El día transcurrió deprisa. Los dos amigos no dejaron de recordar viejas anécdotas del pasado y finalmente, por la noche, ambos se sentaron en la cocina, disfrutando de unas cervezas, sin dejar de atosigar ni un instante a la interesante mujer que se había ofrecido a hacerles la cena como agradecimiento por su ayuda con su padre, a pesar de que uno de ellos fuera el culpable de todos los problemas que enturbiaban su vida en esos momentos.


—¿Por qué tu padre es tan protector contigo? Con tu edad ya debería estar acostumbrado a que salieras con algún que otro hombre —preguntó Pedro con curiosidad, ante la atenta mirada de su amigo, que observaba con gran interés su extraño comportamiento, ya que Pedro Alfonso nunca se interesaba por la vida de ninguna mujer.


—Mi padre y yo estamos muy unidos. Mi madre murió cuando yo tenía catorce años y desde entonces hemos cuidado el uno del otro. Yo me encargo de las labores de la casa, en las que él es un auténtico desastre, y él cuidaba de que ningún indeseable se acercara a mí.
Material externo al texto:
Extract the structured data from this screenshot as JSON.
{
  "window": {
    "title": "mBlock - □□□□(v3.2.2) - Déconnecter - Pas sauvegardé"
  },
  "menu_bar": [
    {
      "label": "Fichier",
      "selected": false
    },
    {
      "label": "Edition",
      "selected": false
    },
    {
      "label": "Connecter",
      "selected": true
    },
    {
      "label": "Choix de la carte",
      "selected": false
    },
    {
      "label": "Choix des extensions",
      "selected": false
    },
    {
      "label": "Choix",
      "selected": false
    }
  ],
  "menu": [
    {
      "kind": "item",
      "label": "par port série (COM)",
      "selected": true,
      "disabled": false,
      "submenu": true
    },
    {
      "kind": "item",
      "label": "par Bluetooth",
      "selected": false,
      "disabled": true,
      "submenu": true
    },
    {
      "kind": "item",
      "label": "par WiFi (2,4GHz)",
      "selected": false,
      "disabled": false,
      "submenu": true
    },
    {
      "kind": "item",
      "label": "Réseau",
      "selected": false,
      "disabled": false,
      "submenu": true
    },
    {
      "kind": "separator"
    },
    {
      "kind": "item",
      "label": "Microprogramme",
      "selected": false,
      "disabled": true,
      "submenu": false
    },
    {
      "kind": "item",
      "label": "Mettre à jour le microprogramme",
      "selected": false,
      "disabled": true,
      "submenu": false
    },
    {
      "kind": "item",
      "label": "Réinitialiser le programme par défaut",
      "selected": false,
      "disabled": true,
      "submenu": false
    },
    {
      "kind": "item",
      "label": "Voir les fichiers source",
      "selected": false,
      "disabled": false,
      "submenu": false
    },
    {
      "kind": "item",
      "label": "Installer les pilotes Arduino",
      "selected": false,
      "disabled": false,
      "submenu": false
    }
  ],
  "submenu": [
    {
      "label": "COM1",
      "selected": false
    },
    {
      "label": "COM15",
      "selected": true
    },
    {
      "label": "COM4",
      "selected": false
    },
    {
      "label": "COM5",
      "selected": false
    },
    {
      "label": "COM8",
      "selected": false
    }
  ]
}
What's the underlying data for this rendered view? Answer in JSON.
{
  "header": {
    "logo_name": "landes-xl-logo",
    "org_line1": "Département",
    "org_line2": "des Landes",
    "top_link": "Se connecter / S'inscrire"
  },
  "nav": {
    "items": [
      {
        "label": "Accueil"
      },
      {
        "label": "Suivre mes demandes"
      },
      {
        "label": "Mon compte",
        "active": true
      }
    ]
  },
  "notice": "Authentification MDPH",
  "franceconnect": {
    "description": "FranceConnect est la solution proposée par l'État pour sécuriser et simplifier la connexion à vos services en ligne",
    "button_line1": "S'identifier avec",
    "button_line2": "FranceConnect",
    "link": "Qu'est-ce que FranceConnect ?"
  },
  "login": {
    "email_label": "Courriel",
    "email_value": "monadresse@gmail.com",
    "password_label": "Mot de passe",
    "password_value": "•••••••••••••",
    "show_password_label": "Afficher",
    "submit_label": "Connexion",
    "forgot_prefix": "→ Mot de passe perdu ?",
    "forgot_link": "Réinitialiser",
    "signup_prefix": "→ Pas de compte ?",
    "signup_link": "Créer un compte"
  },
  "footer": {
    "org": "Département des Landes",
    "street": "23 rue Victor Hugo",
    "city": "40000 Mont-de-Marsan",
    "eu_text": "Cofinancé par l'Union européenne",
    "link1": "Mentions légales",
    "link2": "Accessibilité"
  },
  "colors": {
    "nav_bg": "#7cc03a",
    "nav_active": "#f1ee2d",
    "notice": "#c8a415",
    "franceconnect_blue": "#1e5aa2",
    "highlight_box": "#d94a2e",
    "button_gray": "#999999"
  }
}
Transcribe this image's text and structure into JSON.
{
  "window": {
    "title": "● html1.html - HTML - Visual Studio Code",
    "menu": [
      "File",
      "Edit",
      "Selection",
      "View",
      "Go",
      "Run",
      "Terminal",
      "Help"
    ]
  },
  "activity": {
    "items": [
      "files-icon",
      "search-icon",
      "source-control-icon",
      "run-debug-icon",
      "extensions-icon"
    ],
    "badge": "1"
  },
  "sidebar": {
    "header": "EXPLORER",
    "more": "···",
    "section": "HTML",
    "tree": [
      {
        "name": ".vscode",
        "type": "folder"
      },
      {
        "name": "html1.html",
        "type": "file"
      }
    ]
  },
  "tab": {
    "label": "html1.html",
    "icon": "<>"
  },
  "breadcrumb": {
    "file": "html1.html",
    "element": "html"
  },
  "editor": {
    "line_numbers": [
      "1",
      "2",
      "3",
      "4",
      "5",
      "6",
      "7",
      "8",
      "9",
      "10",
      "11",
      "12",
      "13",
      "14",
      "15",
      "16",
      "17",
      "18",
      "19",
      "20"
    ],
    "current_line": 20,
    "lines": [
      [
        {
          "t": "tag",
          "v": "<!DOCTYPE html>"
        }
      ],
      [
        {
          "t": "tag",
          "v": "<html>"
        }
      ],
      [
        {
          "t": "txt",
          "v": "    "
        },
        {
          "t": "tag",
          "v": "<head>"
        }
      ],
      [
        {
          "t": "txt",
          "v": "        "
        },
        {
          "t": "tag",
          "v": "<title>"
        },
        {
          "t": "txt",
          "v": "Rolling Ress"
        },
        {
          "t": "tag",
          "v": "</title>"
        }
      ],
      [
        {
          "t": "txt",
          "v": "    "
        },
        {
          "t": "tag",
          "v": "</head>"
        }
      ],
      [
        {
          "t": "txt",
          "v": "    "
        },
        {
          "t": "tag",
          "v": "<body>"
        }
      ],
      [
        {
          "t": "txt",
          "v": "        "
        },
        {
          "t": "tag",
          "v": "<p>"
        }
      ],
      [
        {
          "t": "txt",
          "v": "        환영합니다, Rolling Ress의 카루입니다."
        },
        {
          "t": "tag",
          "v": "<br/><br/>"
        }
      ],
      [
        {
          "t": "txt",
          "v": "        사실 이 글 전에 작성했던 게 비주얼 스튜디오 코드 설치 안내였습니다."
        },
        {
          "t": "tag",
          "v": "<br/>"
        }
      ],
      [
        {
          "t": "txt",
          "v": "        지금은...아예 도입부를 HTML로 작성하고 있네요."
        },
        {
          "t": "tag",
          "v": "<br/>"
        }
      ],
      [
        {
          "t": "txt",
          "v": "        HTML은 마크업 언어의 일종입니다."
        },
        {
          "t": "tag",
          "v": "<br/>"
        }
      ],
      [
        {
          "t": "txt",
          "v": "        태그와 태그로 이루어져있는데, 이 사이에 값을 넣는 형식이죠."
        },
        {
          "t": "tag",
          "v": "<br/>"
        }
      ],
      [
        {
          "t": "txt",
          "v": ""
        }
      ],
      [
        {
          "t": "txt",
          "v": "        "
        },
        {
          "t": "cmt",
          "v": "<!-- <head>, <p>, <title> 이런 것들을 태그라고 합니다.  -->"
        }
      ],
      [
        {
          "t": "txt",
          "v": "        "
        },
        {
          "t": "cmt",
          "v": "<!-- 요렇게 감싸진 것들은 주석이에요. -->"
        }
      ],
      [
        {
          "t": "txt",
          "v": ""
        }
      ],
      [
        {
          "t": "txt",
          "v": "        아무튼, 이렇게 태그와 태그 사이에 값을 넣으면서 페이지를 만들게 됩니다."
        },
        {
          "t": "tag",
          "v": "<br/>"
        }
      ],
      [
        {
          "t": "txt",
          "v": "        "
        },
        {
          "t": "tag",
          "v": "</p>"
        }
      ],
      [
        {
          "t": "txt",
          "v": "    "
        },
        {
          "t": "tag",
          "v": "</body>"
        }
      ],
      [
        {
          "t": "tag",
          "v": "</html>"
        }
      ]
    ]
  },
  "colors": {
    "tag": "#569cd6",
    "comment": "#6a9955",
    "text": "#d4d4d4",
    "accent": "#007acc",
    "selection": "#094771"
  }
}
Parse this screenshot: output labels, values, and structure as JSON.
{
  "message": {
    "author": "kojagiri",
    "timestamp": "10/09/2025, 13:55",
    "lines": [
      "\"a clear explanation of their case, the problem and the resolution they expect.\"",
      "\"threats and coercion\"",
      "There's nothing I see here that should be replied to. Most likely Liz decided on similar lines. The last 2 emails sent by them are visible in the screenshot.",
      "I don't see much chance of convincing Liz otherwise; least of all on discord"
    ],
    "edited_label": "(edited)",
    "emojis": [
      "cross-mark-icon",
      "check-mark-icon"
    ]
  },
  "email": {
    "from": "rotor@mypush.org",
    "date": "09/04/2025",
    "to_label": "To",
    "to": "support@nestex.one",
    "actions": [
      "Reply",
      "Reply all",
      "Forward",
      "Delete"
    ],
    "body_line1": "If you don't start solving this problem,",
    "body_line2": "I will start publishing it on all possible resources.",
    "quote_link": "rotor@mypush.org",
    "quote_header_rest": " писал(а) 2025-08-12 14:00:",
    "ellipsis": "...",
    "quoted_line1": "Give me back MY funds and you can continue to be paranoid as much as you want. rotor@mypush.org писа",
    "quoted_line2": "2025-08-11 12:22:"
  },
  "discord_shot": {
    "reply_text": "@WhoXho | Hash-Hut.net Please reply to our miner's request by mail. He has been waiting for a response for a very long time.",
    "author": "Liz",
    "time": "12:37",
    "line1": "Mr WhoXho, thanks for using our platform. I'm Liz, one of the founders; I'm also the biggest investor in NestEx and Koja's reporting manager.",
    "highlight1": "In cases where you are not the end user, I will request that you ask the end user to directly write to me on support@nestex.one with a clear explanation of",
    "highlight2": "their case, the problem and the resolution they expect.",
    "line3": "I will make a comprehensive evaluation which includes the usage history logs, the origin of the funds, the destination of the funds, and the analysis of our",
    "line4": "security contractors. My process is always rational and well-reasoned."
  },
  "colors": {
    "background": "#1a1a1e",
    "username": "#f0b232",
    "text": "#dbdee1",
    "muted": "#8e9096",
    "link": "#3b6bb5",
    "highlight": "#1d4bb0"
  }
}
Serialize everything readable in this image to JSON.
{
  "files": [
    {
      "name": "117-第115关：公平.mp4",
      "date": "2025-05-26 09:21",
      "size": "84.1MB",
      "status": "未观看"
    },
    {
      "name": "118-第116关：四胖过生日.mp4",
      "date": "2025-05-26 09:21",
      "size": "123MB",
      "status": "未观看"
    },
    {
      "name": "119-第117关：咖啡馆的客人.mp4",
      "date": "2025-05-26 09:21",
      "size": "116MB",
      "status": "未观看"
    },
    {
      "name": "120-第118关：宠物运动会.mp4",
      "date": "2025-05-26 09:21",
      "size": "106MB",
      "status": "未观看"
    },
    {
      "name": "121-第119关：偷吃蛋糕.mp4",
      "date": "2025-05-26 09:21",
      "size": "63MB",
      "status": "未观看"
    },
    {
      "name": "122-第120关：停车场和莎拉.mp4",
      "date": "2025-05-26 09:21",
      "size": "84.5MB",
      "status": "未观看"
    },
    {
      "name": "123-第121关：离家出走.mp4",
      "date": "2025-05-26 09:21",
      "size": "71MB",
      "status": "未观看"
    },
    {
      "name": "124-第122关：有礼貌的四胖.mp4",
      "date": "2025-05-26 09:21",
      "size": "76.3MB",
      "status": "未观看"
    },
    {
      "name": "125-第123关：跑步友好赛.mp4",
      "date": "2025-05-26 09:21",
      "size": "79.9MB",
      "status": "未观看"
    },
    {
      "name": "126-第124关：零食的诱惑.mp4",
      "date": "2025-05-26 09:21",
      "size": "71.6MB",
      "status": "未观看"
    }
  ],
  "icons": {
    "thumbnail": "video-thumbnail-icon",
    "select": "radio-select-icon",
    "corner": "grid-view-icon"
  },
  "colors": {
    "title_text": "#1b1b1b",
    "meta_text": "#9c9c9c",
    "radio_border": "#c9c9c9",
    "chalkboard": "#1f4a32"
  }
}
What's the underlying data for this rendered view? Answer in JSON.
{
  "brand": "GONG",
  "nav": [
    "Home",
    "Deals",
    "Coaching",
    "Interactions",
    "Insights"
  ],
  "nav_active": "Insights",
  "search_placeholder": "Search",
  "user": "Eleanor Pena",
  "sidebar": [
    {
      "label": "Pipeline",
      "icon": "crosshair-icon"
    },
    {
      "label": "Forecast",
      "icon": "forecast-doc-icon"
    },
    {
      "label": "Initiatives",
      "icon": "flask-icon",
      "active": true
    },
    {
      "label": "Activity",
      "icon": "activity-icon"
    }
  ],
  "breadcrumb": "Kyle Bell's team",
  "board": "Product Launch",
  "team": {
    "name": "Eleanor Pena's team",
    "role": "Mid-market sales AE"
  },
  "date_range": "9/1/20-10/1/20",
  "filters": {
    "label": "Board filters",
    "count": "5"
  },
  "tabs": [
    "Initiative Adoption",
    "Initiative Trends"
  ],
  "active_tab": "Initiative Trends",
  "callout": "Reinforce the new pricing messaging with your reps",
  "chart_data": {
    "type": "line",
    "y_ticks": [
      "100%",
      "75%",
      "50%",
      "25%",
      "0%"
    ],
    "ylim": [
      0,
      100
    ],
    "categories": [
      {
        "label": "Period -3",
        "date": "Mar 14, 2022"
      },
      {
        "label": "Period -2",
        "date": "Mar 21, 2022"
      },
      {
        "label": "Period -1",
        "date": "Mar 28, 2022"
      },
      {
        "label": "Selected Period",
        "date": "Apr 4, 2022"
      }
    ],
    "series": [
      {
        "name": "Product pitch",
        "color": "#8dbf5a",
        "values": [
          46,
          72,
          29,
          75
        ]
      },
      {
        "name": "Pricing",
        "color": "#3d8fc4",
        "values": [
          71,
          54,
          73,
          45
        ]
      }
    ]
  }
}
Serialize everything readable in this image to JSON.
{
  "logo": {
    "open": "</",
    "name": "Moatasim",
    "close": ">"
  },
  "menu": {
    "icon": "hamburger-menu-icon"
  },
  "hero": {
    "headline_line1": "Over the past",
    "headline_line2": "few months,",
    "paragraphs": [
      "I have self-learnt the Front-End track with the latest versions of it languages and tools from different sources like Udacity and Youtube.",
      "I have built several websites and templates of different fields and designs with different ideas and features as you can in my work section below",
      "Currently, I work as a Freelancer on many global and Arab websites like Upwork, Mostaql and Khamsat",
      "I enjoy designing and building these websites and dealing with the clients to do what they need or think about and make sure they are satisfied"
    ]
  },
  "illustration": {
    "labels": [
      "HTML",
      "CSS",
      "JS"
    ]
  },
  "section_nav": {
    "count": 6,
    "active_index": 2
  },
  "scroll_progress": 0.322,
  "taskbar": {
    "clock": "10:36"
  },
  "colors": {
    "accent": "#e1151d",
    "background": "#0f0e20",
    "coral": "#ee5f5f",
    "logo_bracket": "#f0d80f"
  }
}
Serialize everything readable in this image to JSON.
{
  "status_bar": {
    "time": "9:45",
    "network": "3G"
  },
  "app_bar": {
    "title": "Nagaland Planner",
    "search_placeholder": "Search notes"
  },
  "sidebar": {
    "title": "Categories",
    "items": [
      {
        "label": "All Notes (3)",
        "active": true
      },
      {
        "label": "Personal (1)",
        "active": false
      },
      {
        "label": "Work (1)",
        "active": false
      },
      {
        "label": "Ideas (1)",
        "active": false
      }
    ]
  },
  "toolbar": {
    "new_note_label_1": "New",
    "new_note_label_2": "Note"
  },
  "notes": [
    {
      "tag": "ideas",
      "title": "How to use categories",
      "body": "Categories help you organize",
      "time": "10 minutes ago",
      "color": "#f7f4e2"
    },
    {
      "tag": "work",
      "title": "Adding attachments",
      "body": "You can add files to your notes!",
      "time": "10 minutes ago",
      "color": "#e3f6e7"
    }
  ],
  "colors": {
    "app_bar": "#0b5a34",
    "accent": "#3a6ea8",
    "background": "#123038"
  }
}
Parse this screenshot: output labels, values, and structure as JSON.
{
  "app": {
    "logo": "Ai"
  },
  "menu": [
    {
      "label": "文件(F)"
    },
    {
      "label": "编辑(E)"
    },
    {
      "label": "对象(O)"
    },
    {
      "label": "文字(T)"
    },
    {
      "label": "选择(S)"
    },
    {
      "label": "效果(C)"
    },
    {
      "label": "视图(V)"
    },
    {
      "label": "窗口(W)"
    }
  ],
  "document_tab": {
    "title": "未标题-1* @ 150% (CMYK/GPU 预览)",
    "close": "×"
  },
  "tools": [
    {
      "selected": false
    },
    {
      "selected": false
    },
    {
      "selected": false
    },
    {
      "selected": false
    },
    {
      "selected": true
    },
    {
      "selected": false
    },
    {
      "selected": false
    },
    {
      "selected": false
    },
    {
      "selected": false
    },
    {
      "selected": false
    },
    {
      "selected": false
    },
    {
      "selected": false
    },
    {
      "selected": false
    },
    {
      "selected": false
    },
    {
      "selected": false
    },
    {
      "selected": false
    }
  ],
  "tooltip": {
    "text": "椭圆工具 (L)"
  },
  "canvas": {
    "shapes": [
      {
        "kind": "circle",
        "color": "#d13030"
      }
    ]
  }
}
—¿Aún vives con tu padre? No me extraña que no tengas vida... —se burló el amargo escritor.


—No. Yo vivo sola…


—Pero… —trató de replicar Pedro, intuyendo que había alguna contradicción en las palabras de Paula.


—Mi padre vive en un apartamento al lado del mío —suspiró Paula, resignada a escuchar de nuevo las burlas de ese sujeto.


—Por tu respuesta, deduzco que no has tenido muchos novios —dijo Pedrobuscando una respuesta que satisficiera su curiosidad.


—Por tu carácter, intuyo que ninguna mujer se ha quedado mucho tiempo a tu lado —contestó Paula vengativa, molesta por la impertinente curiosidad respecto a su vida privada.


—Cariño, yo no las he dejado quedarse, que no es lo mismo. Y te informaré ahora mismo de que no quiero ninguna fémina en mi vida que amargue con sus múltiples quejas mi amada soledad.


—Algún día te enamorarás de alguien y espero que, cuando eso pase, hagas el idiota de una forma tan patética que hasta yo pueda reírme de ello —le advirtió Paula, señalándolo con la cuchara de madera con la que removía la ensalada.


—Eso nunca pasará —negó firmemente Pedro, acercando su rostro al de ella y brindando por su soledad con su amigo, que no podía apartarse ni un instante de la interesante conversación de aquella inusual pareja.


—¡Oh, lo dejo! ¡Los hombres sois imposibles...! —se quejó Paula saliendo de la cocina con los platos, para poner la gran mesa del comedor, que en aquella casa apenas utilizaban.


—¿Estás totalmente seguro de eso, Pedro? —le preguntó Esteban cuando Paula los dejó a solas, recibiendo como respuesta un único gruñido que lo hizo volver a reírse de la suerte que su amigo estaba teniendo en el amor, ya que había encontrado a su media naranja y todavía no comprendía cuánto estaba haciendo el idiota delante de ella.